Aqui, links para algumas dessas canções:
“Widow
With Shawl (A Portrait)”:
“The
Enchanted Gypsy”:
“Epistle
to Derroll”:
“The
Lullaby of Spring”:
The “Starfish-on-the-Toast”:
Donovan tem discos até melhores do que este, como Mellow Yellow, um disco pop, londrino,
moderno; ou Celtic Rock, com banda
mais pesada. Ele é um excelente cantor, mas teve o azar de ser contemporâneo de
Bob Dylan e ser sugerido pela imprensa como “o Dylan britânico”. Os dylanmaníacos,
para quem Dylan não é um cantor e sim uma entidade acima do Bem e do Mal, veem
Donovan como “aquele inglês chato” que apareceu no hotel de Dylan durante a
turnê londrina.
For Little Ones
faz uma ponte muito interessante entre o rock britânico e a literatura infantil
britânica, uma das melhores do mundo, ou pelo menos uma das mais influentes. Ser
criança na Inglaterra, um país invernal e reprimido, não devia ser fácil
naquela época. As escolas inglesas eram um pesadelo a que muita gente não
conseguia sobreviver psiquicamente. Basta ler os relatos autobiográficos de
dezenas de autores (Roald Dahl, George Orwell em Books vs. Cigarettes, e tantos outros). Uma instituição onde o bullying (de chicote em punho) era
oficializado.
Em Revolution In
The Head (1994), Ian MacDonald observa que um dos discos mais importantes
dos Beatles, o compacto contendo “Penny Lane” / “Strawberry Fields Forever”
(1966), mostra McCartney e Lennon recorrendo (cada um ao seu modo) às
lembranças de infância (que brotariam novamente em várias faixas de Sgt. Pepper’s (1967).
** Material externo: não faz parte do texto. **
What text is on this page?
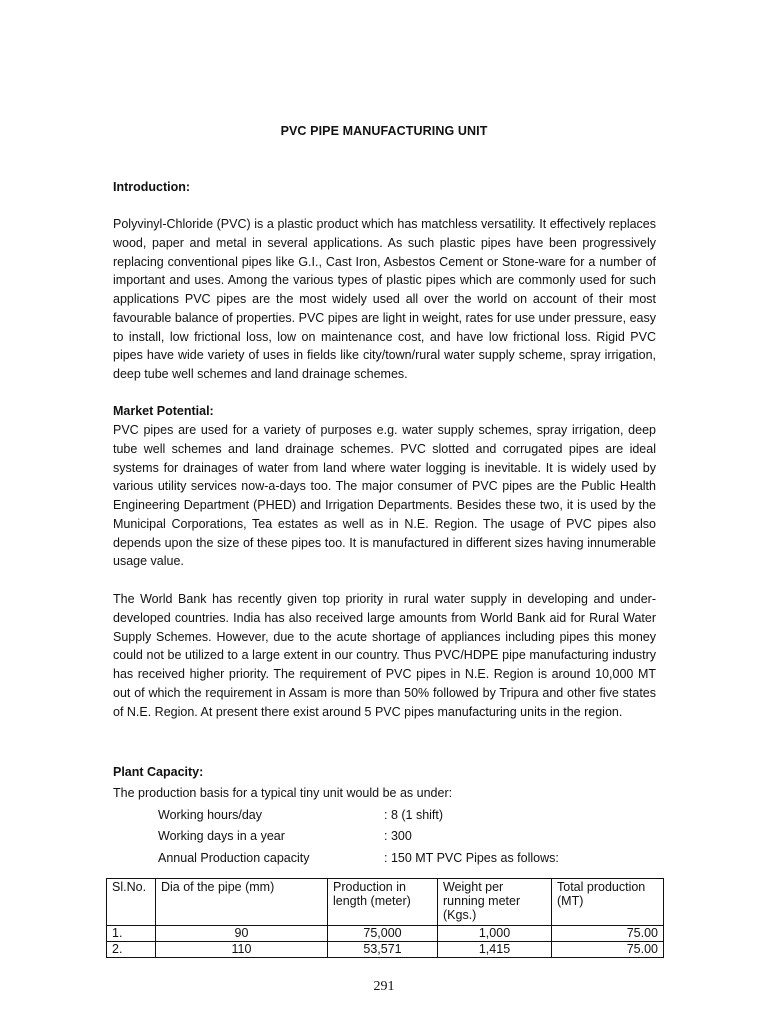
PVC PIPE MANUFACTURING UNIT
Introduction:

Polyvinyl-Chloride (PVC) is a plastic product which has matchless versatility. It effectively replaces wood, paper and metal in several applications. As such plastic pipes have been progressively replacing conventional pipes like G.I., Cast Iron, Asbestos Cement or Stone-ware for a number of important and uses. Among the various types of plastic pipes which are commonly used for such applications PVC pipes are the most widely used all over the world on account of their most favourable balance of properties. PVC pipes are light in weight, rates for use under pressure, easy to install, low frictional loss, low on maintenance cost, and have low frictional loss. Rigid PVC pipes have wide variety of uses in fields like city/town/rural water supply scheme, spray irrigation, deep tube well schemes and land drainage schemes.

Market Potential:

PVC pipes are used for a variety of purposes e.g. water supply schemes, spray irrigation, deep tube well schemes and land drainage schemes. PVC slotted and corrugated pipes are ideal systems for drainages of water from land where water logging is inevitable. It is widely used by various utility services now-a-days too. The major consumer of PVC pipes are the Public Health Engineering Department (PHED) and Irrigation Departments. Besides these two, it is used by the Municipal Corporations, Tea estates as well as in N.E. Region. The usage of PVC pipes also depends upon the size of these pipes too. It is manufactured in different sizes having innumerable usage value.

The World Bank has recently given top priority in rural water supply in developing and under-developed countries. India has also received large amounts from World Bank aid for Rural Water Supply Schemes. However, due to the acute shortage of appliances including pipes this money could not be utilized to a large extent in our country. Thus PVC/HDPE pipe manufacturing industry has received higher priority. The requirement of PVC pipes in N.E. Region is around 10,000 MT out of which the requirement in Assam is more than 50% followed by Tripura and other five states of N.E. Region. At present there exist around 5 PVC pipes manufacturing units in the region.

Plant Capacity:
The production basis for a typical tiny unit would be as under:
Working hours/day	: 8 (1 shift)
Working days in a year	: 300
Annual Production capacity	: 150 MT PVC Pipes as follows:
Sl.No.	Dia of the pipe (mm)	Production in length (meter)	Weight per running meter (Kgs.)	Total production (MT)
1.	90	75,000	1,000	75.00
2.	110	53,571	1,415	75.00
291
Diz ele (p.
172-173):
Este segundo aspecto da canção [SFF] inaugura para todos os efeitos o espírito “pop-pastoral” inglês, explorado
no final dos anos 1960 por grupos como Pink Floyd, Traffic, Family e Fairport
Convention.
“Pastoral”, no caso, não tem conotação religiosa, e sim
de evocação a uma vida rural idílica, junto à natureza; um paraíso no campo,
longe das multidões enlouquecedoras, longe da frieza e do cinismo da vida
urbana. Seria algo parecido com o nosso Arcadismo poético. Ou, mais
modernamente, com o espírito “eu quero uma casa no campo”.
Mais significativo, no entanto, era o ponto de vista infantil adotado
pela canção – porque o verdadeiro tema da psicodelia inglesa não era nem o amor
nem as drogas, mas uma nostalgia pela visão inocente das crianças.
Rapazes que aos dez anos frequentavam a escola de terno e
gravata descobriam-se de repente com o direito de tirar a roupa e dançar na
grama de um parque, ao sol do verão. A tradicional família britânica via nisso
uma ameaça permanente de suruba, porque ao que parece as famílias tradicionais
não pensam noutra coisa. Ouso dizer, pelos muitos relatos de época que já li,
que as surubas ou mesmo as trepadinhas dois-a-dois eram relativamente poucas.
Nudez para essa turma era uma espécie de libertação angelical.
O próprio MacDonald lembra outras bandas que conseguiram
reproduzir musicalmente esse universo meio Alice
in Wonderland da psicodelia inglesa, entre elas a Incredible String Band,
cuja coletânea dupla Relics eu talvez
acabe incluindo e comentando nesta lista.
Donovan era um bardo tão inimitável quanto Bob Dylan, e a
única coisa que os dois tinham em comum era a riqueza poética e a conexão
prfunda com a música folk onde
bebiam. Dylan era sem dúvida um poeta com territórios poéticos mais variados;
mas Donovan, na sua faixa mais estreita, era igualmente imbatível.